These thoughts have been running in my head for a few weeks now, and I thought I’d finally sit down and write out my thoughts on this and see what you all thought. I need to do other posts first, but since this keeps popping in my head and just won’t leave, I need to get it out so I can finish the other things I need to do before the end of the week.
Topic: Cheating when it comes to a relationship.
Statement One: It is cheating if you think about or crush on someone else while in a relationship.
My thoughts: I don’t think so, at all. We are all human and will always be attracted to others. The line is crossed if you actually act on these thoughts and take them out of your head and make them reality. I don’t think it hurts at all to wonder about others and find them attractive and like them. Making those thoughts known and starting to act on them, crossing the line. It is then I consider it cheating.
Your Thoughts: What are your thoughts when it comes to feeling attracted to others while being a happy relationship?
Statement Two: I am not in a relationship myself, but the person I slept with is, therefore I didn’t cheat.
My thoughts: I don’t know. I think you did a form of cheating since you willing slept with someone you knew was in a committed relationship. Yes they are the ones in the relationship and did the actual cheating, but doesn’t it cross some form of lines as cheating on your part as well?
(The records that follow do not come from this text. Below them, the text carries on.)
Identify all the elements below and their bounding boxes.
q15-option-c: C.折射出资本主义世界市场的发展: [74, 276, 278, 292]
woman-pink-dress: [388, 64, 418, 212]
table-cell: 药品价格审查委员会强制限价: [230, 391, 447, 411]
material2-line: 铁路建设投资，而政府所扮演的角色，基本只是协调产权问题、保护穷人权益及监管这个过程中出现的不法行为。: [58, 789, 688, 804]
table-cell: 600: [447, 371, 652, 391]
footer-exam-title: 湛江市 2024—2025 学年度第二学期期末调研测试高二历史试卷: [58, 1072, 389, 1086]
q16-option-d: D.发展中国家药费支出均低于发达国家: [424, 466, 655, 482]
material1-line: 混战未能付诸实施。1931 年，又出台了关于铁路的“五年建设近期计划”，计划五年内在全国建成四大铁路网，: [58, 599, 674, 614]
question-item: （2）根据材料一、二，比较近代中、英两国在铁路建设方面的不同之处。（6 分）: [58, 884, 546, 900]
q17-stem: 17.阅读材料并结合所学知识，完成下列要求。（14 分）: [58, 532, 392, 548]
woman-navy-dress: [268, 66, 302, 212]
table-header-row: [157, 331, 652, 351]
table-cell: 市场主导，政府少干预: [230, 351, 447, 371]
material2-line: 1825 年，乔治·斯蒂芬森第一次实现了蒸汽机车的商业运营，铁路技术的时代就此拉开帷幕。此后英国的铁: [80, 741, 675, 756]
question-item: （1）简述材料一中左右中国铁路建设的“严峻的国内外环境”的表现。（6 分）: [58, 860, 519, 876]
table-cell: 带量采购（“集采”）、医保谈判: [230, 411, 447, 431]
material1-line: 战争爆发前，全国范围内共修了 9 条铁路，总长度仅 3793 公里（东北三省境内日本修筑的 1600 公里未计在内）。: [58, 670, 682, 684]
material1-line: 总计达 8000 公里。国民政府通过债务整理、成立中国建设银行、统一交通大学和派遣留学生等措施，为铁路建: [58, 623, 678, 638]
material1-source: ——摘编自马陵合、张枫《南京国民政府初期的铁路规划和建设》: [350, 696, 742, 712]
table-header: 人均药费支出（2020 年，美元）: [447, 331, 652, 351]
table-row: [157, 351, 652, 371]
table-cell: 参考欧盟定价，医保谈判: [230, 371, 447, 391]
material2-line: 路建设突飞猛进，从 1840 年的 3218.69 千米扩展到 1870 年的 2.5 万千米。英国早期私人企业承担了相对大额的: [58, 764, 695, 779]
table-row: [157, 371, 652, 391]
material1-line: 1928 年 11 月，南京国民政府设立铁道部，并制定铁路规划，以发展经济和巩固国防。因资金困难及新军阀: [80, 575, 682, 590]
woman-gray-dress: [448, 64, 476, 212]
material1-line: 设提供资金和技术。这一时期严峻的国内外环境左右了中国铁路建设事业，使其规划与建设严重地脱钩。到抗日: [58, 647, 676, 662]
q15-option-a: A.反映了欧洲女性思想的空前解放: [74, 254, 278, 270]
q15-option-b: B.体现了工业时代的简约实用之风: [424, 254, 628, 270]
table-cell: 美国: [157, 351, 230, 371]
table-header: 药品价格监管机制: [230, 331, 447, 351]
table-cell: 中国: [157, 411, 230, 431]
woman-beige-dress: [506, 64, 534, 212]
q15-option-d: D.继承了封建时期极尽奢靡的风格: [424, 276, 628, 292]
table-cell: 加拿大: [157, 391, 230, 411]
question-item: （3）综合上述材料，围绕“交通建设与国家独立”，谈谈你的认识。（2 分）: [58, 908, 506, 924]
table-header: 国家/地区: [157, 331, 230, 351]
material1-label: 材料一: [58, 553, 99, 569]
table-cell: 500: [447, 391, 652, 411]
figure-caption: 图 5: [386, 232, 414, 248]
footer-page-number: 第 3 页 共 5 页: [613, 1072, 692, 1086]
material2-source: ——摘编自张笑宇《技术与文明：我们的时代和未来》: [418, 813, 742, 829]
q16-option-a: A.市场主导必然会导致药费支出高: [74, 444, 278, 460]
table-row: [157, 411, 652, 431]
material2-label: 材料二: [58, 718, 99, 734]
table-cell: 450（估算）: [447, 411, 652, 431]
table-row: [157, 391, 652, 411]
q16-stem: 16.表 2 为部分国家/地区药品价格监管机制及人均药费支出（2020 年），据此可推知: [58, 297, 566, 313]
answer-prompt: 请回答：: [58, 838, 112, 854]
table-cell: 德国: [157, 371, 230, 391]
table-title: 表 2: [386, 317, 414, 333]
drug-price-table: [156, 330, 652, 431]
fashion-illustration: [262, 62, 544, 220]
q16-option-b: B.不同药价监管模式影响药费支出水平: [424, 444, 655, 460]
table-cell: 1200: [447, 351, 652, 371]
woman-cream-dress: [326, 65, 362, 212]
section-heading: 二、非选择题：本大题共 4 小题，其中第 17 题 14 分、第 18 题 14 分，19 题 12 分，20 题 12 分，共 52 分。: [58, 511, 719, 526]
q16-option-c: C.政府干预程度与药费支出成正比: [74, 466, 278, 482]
This is the one that has had me going for awhile now. I know of people that have slept with others that are in relationships and they know this. Why are you sleeping with them? Shouldn’t you have more morals to know that really isn’t right? Shouldn’t you state something that says, “Hey I like you too, but you are in a relationship and until something happens with that I can’ t sleep with you?”
Your thoughts: Is that person who slept with someone in a relationship also a cheater?
Do you have any other questions or thoughts that make you go hum when it comes to the cheating topic?